Die wesentlichen Höhenmeter waren nun aber geschafft und es ging nun über 196 km und 920 hm Richtung Elbtalauen – genauer durchs Wendland nach Hitzacker. Auch im Wendland verabschiedete sich mein Navi vorzeitig. Etwas nervig, da mir die Ausschilderung in der ganzen Gegend recht dürftig vorkam. Konnte mich aber gut durchfragen, da ich erkennbar kein unerwünschter radioaktiv strahlender Castortransporter sondern nur ein durchgeschwitzter Radler war. Zuvor wurde es östlich von Wolfsburg auf der B 244 in unserem Autoland recht ungemütlich. Nur in dieser Gegend wurde ich im 10 Minutentakt von eng überholenden Autofahrern angehupt und als Volltrottel beschimpft. Und das nur, weil ich die Bundesstraße einem schmalen und holprigem gemeinsamen Rad-und Fußweg entlang der anderen Fahrtrichtung vorzog. Aufgeben ist zwar eine ungeliebte Option, dennoch bin ich zum Erhalt meiner physischen und auch seelischen Gesundheit wegen dann doch auf den eher unzumutbaren Radweg gewechselt.   
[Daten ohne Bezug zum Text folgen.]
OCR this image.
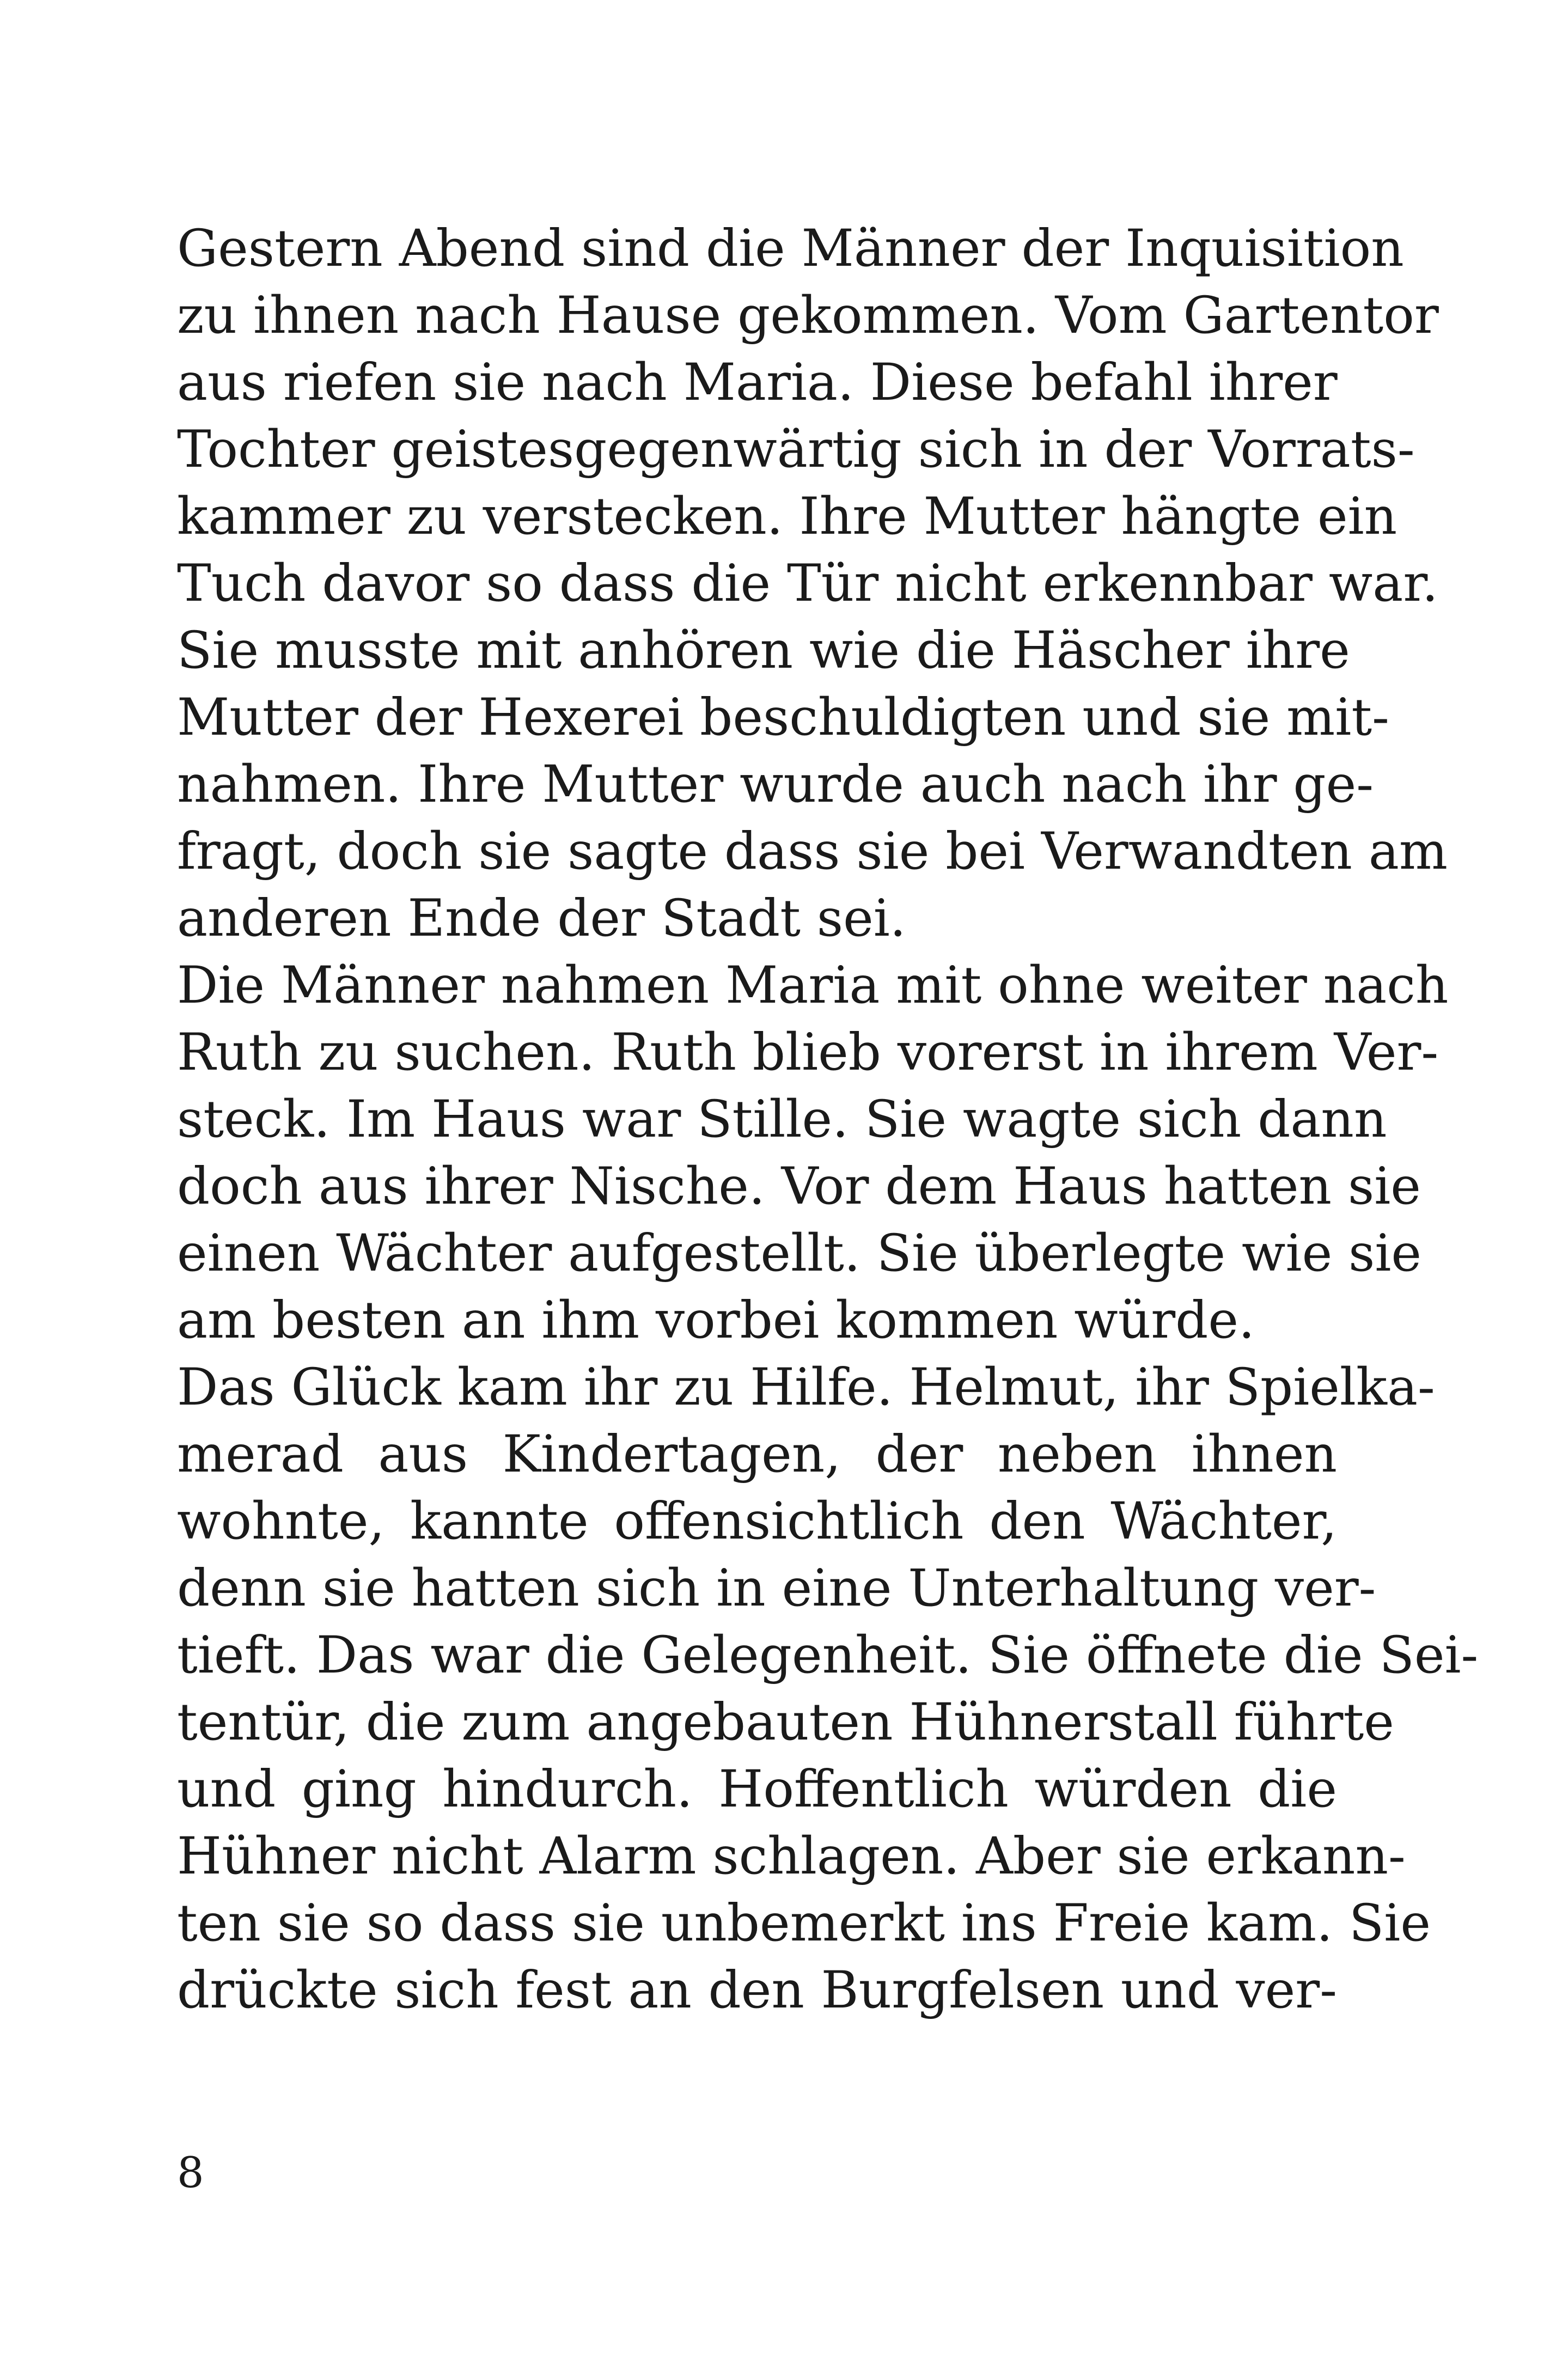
Gestern Abend sind die Männer der Inquisition
zu ihnen nach Hause gekommen. Vom Gartentor
aus riefen sie nach Maria. Diese befahl ihrer
Tochter geistesgegenwärtig sich in der Vorrats-
kammer zu verstecken. Ihre Mutter hängte ein
Tuch davor so dass die Tür nicht erkennbar war.
Sie musste mit anhören wie die Häscher ihre
Mutter der Hexerei beschuldigten und sie mit-
nahmen. Ihre Mutter wurde auch nach ihr ge-
fragt, doch sie sagte dass sie bei Verwandten am
anderen Ende der Stadt sei.
Die Männer nahmen Maria mit ohne weiter nach
Ruth zu suchen. Ruth blieb vorerst in ihrem Ver-
steck. Im Haus war Stille. Sie wagte sich dann
doch aus ihrer Nische. Vor dem Haus hatten sie
einen Wächter aufgestellt. Sie überlegte wie sie
am besten an ihm vorbei kommen würde.
Das Glück kam ihr zu Hilfe. Helmut, ihr Spielka-
merad aus Kindertagen, der neben ihnen
wohnte, kannte offensichtlich den Wächter,
denn sie hatten sich in eine Unterhaltung ver-
tieft. Das war die Gelegenheit. Sie öffnete die Sei-
tentür, die zum angebauten Hühnerstall führte
und ging hindurch. Hoffentlich würden die
Hühner nicht Alarm schlagen. Aber sie erkann-
ten sie so dass sie unbemerkt ins Freie kam. Sie
drückte sich fest an den Burgfelsen und ver-
8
Am letzten Tag wurde es auf 188 km Richtung Ostholstein immer flacher. Mein kleines Garmin zeigte zeitweise sogar negative Höhenmeter – oder heißt das positive Tiefenmeter – an. Ab Oldenburg in Holstein waren es dann noch 15 km bis Heiligenhafen. Auf diesem letzten Teilstück kam es mir so vor, als kann man die Ostsee schon riechen bevor man sie sieht. Zudem habe ich zu spüren bekommen, was eine ordentliche Windkante ist. Aber auf den letzten Kilometern ist einem alles egal und man freut sich schlicht aufs Ankommen und Wiedersehen.